Fisioterapeuta tem vida mudada por infecção medular

Paula Pereira Ferrari já trabalhava com deficientes quando tornou-se cadeirante

O ano 2012 marca a interseção na vida de Paula Pereira Ferrari. Nele, a fisioterapeuta que sempre trabalhou com deficiência física contraiu uma infecção medular que comprometeu o movimento das pernas.

Ela, que tinha como ofício estimular seus pacientes a buscarem novas possibilidades com cadeira de rodas, agora, tinha que aplicar toda a teoria em uma prática pessoal.

No papel de cadeirante, passou a enxergar a vida com olhar “mais sincero”. “Hoje consigo dizer com muito mais propriedade aos que cruzam o meu caminho que a deficiência física não é o fim da linha. Ao contrario. Pode ser um belo início”, conta ela, aos 31 anos, em referência à própria jornada.

Além de permanecer com o trabalho de fisioterapia, após perder o movimento das pernas, ela arrumou outros dois empregos. Pela manhã trabalha como representante de venda de produtos para pessoas em cadeiras de roda. À tarde, lida com os pacientes no centro de reabilitação. À noite, participa de um grupo que desenvolve aplicativos eletrônicos para facilitar a vida de quem é deficiente físico. Nesta rotina ainda sobra fôlego para ser modelo.
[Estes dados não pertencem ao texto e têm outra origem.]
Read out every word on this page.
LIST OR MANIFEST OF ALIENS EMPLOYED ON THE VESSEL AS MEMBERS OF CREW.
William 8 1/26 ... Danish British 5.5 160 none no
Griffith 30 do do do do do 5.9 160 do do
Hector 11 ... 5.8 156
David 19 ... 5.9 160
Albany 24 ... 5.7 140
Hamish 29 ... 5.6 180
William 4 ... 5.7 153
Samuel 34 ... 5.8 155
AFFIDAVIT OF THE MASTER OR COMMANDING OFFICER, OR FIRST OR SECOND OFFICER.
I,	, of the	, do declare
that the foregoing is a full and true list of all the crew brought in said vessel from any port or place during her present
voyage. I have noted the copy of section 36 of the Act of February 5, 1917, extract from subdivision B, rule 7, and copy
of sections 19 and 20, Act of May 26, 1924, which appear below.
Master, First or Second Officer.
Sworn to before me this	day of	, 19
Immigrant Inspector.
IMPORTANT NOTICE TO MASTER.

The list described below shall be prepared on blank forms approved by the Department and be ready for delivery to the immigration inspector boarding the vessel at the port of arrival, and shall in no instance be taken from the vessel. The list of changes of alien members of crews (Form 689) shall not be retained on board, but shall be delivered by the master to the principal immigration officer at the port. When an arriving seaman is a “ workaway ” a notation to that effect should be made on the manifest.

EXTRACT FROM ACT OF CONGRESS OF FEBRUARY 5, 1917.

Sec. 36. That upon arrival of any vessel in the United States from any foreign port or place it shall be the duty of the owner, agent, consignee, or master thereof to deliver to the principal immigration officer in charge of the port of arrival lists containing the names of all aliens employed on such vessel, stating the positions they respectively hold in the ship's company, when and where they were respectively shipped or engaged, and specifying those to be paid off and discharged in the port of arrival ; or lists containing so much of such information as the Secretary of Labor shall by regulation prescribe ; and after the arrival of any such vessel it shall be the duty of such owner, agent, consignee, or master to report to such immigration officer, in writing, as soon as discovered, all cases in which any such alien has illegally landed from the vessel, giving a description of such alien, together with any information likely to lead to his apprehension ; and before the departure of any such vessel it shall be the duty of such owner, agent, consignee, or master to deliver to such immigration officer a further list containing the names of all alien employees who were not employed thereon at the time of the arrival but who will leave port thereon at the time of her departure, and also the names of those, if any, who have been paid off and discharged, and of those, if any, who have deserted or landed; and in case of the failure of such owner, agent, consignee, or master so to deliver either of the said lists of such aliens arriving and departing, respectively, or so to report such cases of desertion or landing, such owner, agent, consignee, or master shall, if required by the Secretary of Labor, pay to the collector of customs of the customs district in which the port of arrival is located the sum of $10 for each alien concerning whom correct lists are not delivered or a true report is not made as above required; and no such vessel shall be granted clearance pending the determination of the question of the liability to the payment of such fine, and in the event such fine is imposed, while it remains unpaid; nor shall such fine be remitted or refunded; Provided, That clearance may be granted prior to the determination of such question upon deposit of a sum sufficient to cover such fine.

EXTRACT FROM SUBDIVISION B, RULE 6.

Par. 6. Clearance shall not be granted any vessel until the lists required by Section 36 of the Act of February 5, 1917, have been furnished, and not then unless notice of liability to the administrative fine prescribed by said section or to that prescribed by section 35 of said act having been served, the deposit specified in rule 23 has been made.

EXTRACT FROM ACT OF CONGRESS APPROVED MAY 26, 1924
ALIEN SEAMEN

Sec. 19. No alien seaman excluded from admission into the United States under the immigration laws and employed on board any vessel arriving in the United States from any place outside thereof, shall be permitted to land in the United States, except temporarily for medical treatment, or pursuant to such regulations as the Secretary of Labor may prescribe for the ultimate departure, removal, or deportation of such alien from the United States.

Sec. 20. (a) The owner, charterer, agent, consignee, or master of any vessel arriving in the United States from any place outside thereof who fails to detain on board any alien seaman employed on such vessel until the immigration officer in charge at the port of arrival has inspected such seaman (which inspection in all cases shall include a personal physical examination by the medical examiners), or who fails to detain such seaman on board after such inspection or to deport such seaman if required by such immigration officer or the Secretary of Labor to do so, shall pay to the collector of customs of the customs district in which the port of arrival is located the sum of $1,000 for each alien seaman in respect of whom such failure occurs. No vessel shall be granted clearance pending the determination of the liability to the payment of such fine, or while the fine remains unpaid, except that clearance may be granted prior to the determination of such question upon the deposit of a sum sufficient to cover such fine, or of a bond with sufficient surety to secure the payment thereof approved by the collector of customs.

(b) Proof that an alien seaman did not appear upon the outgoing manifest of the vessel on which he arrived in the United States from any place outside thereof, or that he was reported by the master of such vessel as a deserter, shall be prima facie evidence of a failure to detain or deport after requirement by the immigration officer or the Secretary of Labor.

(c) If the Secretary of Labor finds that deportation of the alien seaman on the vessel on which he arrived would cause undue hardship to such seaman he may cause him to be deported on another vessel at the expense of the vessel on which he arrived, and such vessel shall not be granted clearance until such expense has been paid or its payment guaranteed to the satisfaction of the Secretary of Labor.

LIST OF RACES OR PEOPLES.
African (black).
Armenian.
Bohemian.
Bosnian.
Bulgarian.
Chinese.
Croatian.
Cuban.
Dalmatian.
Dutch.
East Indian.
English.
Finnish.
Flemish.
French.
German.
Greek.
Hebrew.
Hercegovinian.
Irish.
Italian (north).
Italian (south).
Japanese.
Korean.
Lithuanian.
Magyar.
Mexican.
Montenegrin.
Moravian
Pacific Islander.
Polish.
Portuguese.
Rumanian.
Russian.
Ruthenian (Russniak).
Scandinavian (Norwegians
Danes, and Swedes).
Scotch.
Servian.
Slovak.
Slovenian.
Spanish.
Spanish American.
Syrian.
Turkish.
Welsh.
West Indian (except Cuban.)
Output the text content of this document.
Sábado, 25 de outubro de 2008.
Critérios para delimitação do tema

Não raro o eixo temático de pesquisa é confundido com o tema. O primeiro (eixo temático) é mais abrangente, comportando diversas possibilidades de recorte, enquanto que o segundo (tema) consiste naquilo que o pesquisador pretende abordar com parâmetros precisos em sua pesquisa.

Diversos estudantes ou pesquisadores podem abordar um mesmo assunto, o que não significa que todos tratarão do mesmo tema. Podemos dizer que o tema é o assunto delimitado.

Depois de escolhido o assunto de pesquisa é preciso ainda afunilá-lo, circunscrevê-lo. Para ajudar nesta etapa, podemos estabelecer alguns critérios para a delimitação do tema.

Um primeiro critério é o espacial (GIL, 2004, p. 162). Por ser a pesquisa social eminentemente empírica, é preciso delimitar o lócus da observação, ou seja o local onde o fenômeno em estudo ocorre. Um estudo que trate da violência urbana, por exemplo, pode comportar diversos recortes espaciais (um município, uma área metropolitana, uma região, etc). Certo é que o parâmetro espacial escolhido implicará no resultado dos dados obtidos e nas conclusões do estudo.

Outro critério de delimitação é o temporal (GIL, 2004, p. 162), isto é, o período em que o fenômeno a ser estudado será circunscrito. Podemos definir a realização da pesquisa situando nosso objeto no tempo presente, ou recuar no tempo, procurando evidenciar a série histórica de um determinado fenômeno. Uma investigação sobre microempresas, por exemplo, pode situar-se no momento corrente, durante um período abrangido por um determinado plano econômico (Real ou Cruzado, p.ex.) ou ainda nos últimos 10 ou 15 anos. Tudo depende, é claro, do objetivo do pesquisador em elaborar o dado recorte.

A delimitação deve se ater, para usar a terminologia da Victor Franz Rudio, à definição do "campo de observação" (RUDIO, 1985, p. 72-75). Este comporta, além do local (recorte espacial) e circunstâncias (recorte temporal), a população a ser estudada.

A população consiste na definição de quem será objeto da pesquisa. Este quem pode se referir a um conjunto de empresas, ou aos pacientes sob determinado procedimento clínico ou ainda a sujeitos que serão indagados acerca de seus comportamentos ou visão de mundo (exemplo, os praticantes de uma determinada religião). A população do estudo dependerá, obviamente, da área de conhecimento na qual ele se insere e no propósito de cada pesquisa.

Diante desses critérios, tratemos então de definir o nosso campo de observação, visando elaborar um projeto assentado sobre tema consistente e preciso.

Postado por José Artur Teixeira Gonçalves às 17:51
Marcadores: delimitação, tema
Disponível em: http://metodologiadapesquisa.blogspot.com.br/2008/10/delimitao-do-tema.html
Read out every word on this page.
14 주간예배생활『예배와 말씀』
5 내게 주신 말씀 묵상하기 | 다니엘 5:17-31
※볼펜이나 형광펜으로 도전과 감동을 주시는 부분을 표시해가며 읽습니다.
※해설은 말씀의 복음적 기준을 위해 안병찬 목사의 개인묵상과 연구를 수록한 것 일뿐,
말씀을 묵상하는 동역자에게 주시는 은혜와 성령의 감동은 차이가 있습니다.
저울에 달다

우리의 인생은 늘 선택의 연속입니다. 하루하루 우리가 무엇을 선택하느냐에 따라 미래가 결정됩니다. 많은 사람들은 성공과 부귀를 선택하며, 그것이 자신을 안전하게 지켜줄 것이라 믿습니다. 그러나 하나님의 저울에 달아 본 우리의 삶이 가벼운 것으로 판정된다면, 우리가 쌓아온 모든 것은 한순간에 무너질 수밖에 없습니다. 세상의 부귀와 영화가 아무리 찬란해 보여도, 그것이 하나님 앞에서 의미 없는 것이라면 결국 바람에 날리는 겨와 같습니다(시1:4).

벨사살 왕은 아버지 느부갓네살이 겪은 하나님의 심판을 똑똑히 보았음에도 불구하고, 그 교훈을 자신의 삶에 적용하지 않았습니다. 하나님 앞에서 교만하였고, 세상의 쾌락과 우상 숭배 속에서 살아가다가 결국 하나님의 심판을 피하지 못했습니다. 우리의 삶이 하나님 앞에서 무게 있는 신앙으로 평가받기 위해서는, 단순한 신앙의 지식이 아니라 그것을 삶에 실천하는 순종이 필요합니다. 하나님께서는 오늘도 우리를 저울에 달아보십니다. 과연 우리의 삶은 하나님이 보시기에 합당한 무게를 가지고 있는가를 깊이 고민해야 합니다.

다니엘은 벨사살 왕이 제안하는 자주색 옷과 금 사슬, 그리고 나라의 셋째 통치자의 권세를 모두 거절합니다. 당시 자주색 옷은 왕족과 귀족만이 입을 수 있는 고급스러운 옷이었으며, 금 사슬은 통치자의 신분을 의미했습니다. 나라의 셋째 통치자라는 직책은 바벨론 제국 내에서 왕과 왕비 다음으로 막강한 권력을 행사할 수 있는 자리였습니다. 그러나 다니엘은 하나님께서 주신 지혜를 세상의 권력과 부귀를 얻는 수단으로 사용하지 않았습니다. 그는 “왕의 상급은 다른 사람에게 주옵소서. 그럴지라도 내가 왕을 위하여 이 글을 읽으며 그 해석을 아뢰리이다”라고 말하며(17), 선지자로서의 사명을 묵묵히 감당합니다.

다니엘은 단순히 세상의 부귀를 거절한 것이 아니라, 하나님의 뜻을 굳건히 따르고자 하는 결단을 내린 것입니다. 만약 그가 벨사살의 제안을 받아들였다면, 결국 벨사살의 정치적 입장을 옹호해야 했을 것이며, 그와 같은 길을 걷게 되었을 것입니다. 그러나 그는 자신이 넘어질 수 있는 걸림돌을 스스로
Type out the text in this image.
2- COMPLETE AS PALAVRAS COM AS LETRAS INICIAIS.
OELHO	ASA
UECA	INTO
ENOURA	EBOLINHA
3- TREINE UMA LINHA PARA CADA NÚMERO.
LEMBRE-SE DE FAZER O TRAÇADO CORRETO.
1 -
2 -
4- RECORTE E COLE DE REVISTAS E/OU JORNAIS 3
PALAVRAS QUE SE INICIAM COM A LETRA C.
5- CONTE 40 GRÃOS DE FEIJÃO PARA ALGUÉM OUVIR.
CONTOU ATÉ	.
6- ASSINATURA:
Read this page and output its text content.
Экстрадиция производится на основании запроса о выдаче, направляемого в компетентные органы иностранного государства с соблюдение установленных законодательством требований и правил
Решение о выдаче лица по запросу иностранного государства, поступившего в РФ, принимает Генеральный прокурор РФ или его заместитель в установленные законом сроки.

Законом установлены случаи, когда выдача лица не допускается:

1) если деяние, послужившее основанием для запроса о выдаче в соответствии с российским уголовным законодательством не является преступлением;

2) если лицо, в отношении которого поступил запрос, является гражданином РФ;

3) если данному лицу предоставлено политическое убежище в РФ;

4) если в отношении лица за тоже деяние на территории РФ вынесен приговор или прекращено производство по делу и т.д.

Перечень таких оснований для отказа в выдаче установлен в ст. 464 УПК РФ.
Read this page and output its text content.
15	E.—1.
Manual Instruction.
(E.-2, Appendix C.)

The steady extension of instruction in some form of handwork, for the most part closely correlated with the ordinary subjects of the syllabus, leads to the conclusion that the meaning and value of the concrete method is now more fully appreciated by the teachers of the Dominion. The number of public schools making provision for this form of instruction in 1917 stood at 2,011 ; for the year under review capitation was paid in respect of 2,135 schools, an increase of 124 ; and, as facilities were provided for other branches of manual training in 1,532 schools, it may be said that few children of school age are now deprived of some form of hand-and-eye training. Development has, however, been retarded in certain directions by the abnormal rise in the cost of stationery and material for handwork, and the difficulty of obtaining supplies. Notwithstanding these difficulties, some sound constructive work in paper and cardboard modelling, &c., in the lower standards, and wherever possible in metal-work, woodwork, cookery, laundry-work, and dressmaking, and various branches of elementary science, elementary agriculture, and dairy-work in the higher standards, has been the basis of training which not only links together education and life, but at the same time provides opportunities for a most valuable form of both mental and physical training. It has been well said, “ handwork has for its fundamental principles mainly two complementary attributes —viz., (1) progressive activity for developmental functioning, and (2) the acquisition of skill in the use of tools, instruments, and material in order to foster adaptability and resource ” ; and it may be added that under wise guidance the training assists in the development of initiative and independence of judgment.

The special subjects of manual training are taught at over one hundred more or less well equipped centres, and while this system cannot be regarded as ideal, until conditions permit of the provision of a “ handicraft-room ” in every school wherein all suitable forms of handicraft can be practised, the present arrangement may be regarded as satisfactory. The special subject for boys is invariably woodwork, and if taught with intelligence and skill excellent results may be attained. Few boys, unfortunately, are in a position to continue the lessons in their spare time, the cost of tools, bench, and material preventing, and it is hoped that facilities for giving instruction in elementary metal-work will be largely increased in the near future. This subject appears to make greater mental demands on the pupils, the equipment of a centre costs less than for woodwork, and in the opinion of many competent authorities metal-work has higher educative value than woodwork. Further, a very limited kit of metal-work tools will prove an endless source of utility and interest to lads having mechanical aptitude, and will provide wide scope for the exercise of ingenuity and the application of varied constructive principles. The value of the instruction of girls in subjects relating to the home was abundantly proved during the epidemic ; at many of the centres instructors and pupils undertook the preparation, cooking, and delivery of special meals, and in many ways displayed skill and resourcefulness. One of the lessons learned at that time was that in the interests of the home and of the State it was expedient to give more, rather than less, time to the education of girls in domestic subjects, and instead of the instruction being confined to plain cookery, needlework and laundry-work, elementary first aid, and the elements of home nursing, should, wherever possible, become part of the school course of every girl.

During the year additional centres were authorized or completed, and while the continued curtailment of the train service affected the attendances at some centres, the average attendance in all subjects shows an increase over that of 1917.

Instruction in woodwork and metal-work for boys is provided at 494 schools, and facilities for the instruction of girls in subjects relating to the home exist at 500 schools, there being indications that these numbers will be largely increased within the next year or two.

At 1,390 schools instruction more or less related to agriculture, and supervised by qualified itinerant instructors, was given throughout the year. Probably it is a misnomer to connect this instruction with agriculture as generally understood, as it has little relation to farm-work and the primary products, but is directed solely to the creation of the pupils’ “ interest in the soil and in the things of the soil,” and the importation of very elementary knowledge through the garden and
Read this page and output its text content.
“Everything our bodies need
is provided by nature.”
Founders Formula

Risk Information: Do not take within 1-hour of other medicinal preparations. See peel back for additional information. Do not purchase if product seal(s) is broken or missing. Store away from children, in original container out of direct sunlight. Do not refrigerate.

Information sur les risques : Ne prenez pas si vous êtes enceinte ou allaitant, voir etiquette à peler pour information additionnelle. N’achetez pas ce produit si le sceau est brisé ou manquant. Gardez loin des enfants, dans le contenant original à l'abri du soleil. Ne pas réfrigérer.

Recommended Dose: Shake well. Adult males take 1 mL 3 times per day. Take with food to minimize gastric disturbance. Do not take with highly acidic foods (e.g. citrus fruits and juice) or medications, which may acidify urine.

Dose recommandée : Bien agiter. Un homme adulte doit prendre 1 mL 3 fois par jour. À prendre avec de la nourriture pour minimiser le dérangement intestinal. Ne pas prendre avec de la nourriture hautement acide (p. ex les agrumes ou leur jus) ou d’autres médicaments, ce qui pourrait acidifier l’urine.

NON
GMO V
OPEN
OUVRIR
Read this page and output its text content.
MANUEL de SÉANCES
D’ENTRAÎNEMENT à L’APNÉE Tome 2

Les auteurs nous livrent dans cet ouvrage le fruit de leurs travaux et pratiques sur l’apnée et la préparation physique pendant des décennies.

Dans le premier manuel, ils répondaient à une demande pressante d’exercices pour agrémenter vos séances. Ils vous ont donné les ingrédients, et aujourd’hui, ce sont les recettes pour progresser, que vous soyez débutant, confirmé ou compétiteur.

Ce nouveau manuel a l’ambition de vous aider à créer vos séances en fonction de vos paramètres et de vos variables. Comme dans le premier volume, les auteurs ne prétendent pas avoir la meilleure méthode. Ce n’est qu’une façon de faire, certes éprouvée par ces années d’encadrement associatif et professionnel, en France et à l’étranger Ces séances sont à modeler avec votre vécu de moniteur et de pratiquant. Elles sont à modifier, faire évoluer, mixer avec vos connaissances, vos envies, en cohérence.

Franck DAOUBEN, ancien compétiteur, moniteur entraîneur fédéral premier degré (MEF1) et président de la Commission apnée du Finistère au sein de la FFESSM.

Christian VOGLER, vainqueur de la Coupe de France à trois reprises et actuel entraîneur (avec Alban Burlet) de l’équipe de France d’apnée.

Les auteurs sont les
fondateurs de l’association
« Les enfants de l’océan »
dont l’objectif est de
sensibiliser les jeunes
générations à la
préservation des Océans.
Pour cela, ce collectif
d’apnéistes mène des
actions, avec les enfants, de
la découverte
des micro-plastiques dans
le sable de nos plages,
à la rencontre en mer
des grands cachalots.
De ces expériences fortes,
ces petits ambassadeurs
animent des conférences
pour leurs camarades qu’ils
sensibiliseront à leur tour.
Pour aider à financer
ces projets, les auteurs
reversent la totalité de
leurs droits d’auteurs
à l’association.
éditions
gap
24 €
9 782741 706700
“Senti a necessidade de mostrar aos meus amigos e familiares uma outra face da minha condição. E trabalhar com beleza foi uma forma de dizer que, sim, estava tudo bem comigo”, conta.
Paula:
“.A cadeira de rodas me deu a liberdade para fazer o que me dá prazer”

O início

Paula, nascida e criada na capital paulista, escolheu a fisioterapia como vocação porque sempre admirou o leque de possibilidades aberto com a reabilitação. Em 2009, formada, se especializou no atendimento de crianças e começou a perceber que uma das sequelas mais nefastas entre seus pacientes era a sensação de “caminho interrompido” que eles vivenciavam. “A autoestima também era uma questão muito comprometida e havia também uma exclusão sobre a vida profissional, amorosa e sobre a sexualidade”, pontua.

Foi neste tempo que Paula conheceu a fotógrafa Kica de Castro. “Fui chefe do setor de fotografias em um centro de reabilitação. O foco eram imagens cientificas, para artigos e prontuários médicos. As pessoas quando entravam no setor estavam sempre de cabeça baixa, olhar melancólico e, algumas vezes, em lágrimas. Vendo essa situação, resolvi quebrar o gelo, transformando o local em um estúdio fotográfico. Deu tão certo que, em 2007, montei uma agência exclusiva para modelos com deficiência”, rememora a fotógrafa.

O encontro entre Kica e Paula foi o início da primeira parceria. A fisioterapeuta fazendo palestras e um trabalho de resgate da autoestima de seus pacientes. Kica, enquadrando a beleza e o amor próprio que eles acreditavam que haviam deixado pelo caminho.

Tudo caminhava quando, em 2012, a união das duas profissionais foi revisitada. Agora, era Paula que precisava deste resgate. “Fiz uma cirurgia para a retirada de um mioma uterino e contrai uma infecção na medula. As sequelas foram inevitáveis. Hoje, preciso usar cadeira de rodas em 80% do meu dia”, explica. “O conhecimento técnico que eu tinha ‘matou’ um pouco da esperança de que eu poderia reverter aquele quadro. Porém, ao mesmo tempo, a experiência com tantos pacientes me estimulava. Eu sabia que tinha um mundo de possibilidades pela frente”, avalia a fisioterapeuta.

A cura

Assim que foi possível, Paula voltou a atender no centro de reabilitação. E recebeu um convite de Kica para, ela própria, ser modelo da agência.
Fisioterapeuta Paula Pereira Ferrari é fotografada por Kica de Castro

Paula segue sua jornada, ainda mais assoberbada do que antes e com mais “propriedade para falar sobre deficiência”. Agora, tem a vivência para, sem titubeios, disseminar o que é a cura.

“Estar curada é poder escolher as coisas que te fazem bem. A cadeira de rodas me deu a liberdade para fazer o que me dá prazer. Estar curada é ter a certeza de que você pode ser feliz.”